Equality is a basic principle of democracies. And what does that mean? Equality has many manifestations, including those enshrined in laws and those we want to see in practice and in our daily lives. The guarantee that all people can enjoy the same rights under the law, without exception, must be combined with the practice of including the great diversity of human beings who make up society and taking their particular realities into account.

We can call it static equality, contemplated in the laws, which does not always take into account individualities, generating injustices. And dynamic equality is that which takes into account the specific needs of various social groups and adapts this equality to transform it into a method of equity. It may be that the election of a subject who worships the torture fetish is legal, if he were up to date with the formal requirements for a candidacy. But in dynamic equality, it generates injustice and repulsion.

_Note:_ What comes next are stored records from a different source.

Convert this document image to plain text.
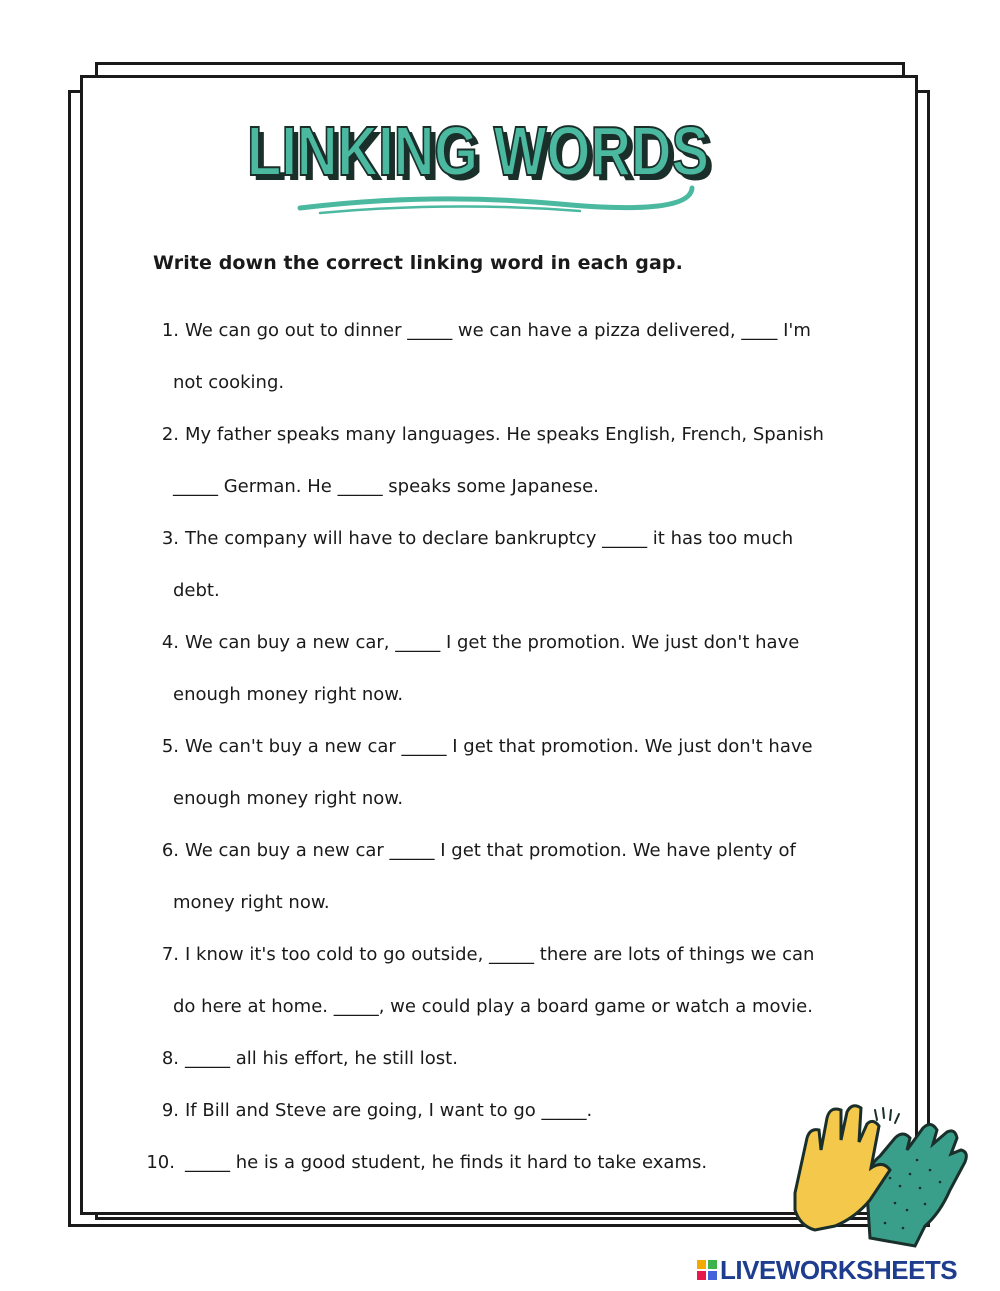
LINKING WORDS
LINKING WORDS
Write down the correct linking word in each gap.
1. We can go out to dinner _____ we can have a pizza delivered, ____ I'm
not cooking.
2. My father speaks many languages. He speaks English, French, Spanish
_____ German. He _____ speaks some Japanese.
3. The company will have to declare bankruptcy _____ it has too much
debt.
4. We can buy a new car, _____ I get the promotion. We just don't have
enough money right now.
5. We can't buy a new car _____ I get that promotion. We just don't have
enough money right now.
6. We can buy a new car _____ I get that promotion. We have plenty of
money right now.
7. I know it's too cold to go outside, _____ there are lots of things we can
do here at home. _____, we could play a board game or watch a movie.
8. _____ all his effort, he still lost.
9. If Bill and Steve are going, I want to go _____.
10. _____ he is a good student, he finds it hard to take exams.
LIVEWORKSHEETS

I am personally ashamed to belong to a community that votes for the lowest expression of human conduct. In any case, it is important (and not balanced) to have representation from Natasha and Atena, PT and PSOL, respectively, considering that these are vulnerable LGBTQI+ groups oppressed by extreme violence.

We are far, miserably far, from equality that ensures and recognizes rights for all. And this gap is immense. The distance between the elegant neighborhoods and the poor outskirts, which suffered most from the mud and sewage during the floods, is unacceptable. We live in an environmentally bankrupt city that does not even have the means to measure air quality or up-to-date meters to measure the advance of the waters.

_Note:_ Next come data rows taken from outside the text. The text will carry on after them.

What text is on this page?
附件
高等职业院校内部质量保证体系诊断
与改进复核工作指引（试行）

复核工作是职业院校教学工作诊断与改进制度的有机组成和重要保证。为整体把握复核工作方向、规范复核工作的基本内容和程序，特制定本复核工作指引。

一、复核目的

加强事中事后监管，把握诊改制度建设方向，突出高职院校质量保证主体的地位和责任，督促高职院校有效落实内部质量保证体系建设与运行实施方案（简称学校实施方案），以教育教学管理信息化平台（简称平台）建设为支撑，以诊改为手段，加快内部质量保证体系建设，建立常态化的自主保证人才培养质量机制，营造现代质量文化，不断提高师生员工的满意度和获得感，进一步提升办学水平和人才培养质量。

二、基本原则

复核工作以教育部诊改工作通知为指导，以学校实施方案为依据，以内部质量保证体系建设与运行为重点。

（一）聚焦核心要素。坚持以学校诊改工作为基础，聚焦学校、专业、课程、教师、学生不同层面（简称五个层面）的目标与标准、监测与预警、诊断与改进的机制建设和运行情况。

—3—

Its trees have been devastated for the benefit of real estate speculation, a city whose public transport has been reduced in comfort and scope, education is in the shameful position of penultimate place, and the queues for public health care are the only indicator that has grown dramatically.

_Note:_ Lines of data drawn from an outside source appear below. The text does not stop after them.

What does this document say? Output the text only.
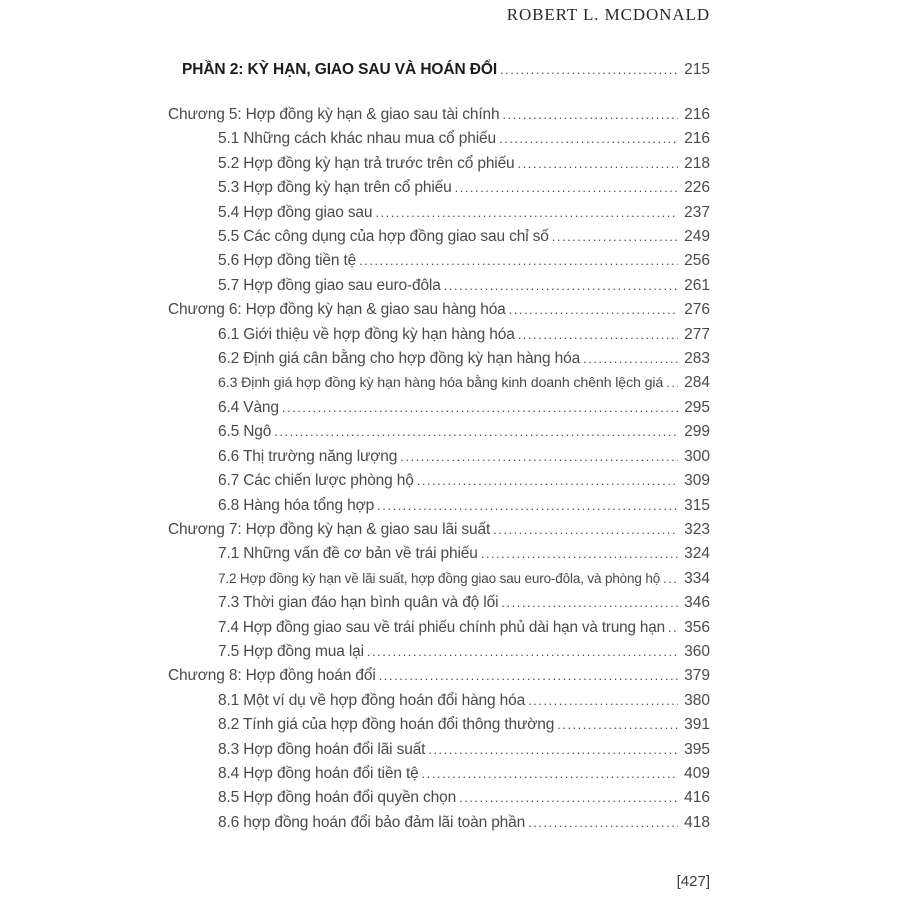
ROBERT L. MCDONALD
PHẦN 2: KỲ HẠN, GIAO SAU VÀ HOÁN ĐỔI .....	215
Chương 5: Hợp đồng kỳ hạn & giao sau tài chính .....	216
5.1 Những cách khác nhau mua cổ phiếu .....	216
5.2 Hợp đồng kỳ hạn trả trước trên cổ phiếu .....	218
5.3 Hợp đồng kỳ hạn trên cổ phiếu .....	226
5.4 Hợp đồng giao sau .....	237
5.5 Các công dụng của hợp đồng giao sau chỉ số .....	249
5.6 Hợp đồng tiền tệ .....	256
5.7 Hợp đồng giao sau euro-đôla .....	261
Chương 6: Hợp đồng kỳ hạn & giao sau hàng hóa .....	276
6.1 Giới thiệu về hợp đồng kỳ hạn hàng hóa .....	277
6.2 Định giá cân bằng cho hợp đồng kỳ hạn hàng hóa .....	283
6.3 Định giá hợp đồng kỳ hạn hàng hóa bằng kinh doanh chênh lệch giá ..... 284
6.4 Vàng .....	295
6.5 Ngô .....	299
6.6 Thị trường năng lượng .....	300
6.7 Các chiến lược phòng hộ .....	309
6.8 Hàng hóa tổng hợp .....	315
Chương 7: Hợp đồng kỳ hạn & giao sau lãi suất .....	323
7.1 Những vấn đề cơ bản về trái phiếu .....	324
7.2 Hợp đồng kỳ hạn về lãi suất, hợp đồng giao sau euro-đôla, và phòng hộ ..... 334
7.3 Thời gian đáo hạn bình quân và độ lối .....	346
7.4 Hợp đồng giao sau về trái phiếu chính phủ dài hạn và trung hạn ..... 356
7.5 Hợp đồng mua lại .....	360
Chương 8: Hợp đồng hoán đổi .....	379
8.1 Một ví dụ về hợp đồng hoán đổi hàng hóa .....	380
8.2 Tính giá của hợp đồng hoán đổi thông thường .....	391
8.3 Hợp đồng hoán đổi lãi suất .....	395
8.4 Hợp đồng hoán đổi tiền tệ .....	409
8.5 Hợp đồng hoán đổi quyền chọn .....	416
8.6 hợp đồng hoán đổi bảo đảm lãi toàn phần .....	418
[427]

And the examples are endless. Journalism in the city, however, operates in a false symmetry. It uses arithmetic to justify its critical inaction in defense of citizenship: it claims equal time and arguments on both “sides.” And so we continue to witness an extremist and segregating hegemony, with the power of money that defines our mediocre features.

To answer the question in the title: no, not everyone fits. But the expulsion of the bizarre and the criminal is achieved through resistance and the organization of humanism, through honesty and the good application of the law. This is the beauty of democracy. In other systems, elimination is done by agonizing parents before the terrified eyes of their children.

This is the time to once again gather forces, call on the progressives, and talk to the decent. It is tiring, but it is necessary.

Of all the inspiring images I have seen during these days of campaigning, the one that has left a lasting impression on me is that of a staircase. On Santa Maria Street, in Murialdo, in the city’s East Zone. Tarso Genro showed me the work that made him most proud of his administration in that radiant Porto Alegre, a beacon of participation, tolerance and a new world possible. The staircase united the formal and informal city, provided gardens and dignity and seems like a dream come true in a creative engineering project to overcome the drainage problem and build the most generous project we have ever had here.

I really hope that we have political engineering capable of gaining solid steps in democracy and equality, where children have daycare and school and no more terror sessions.

* Sandra Bitencourt is a journalist, PhD in communication and information from UFRGS, director of communication at Instituto Novos Paradigmas (INP).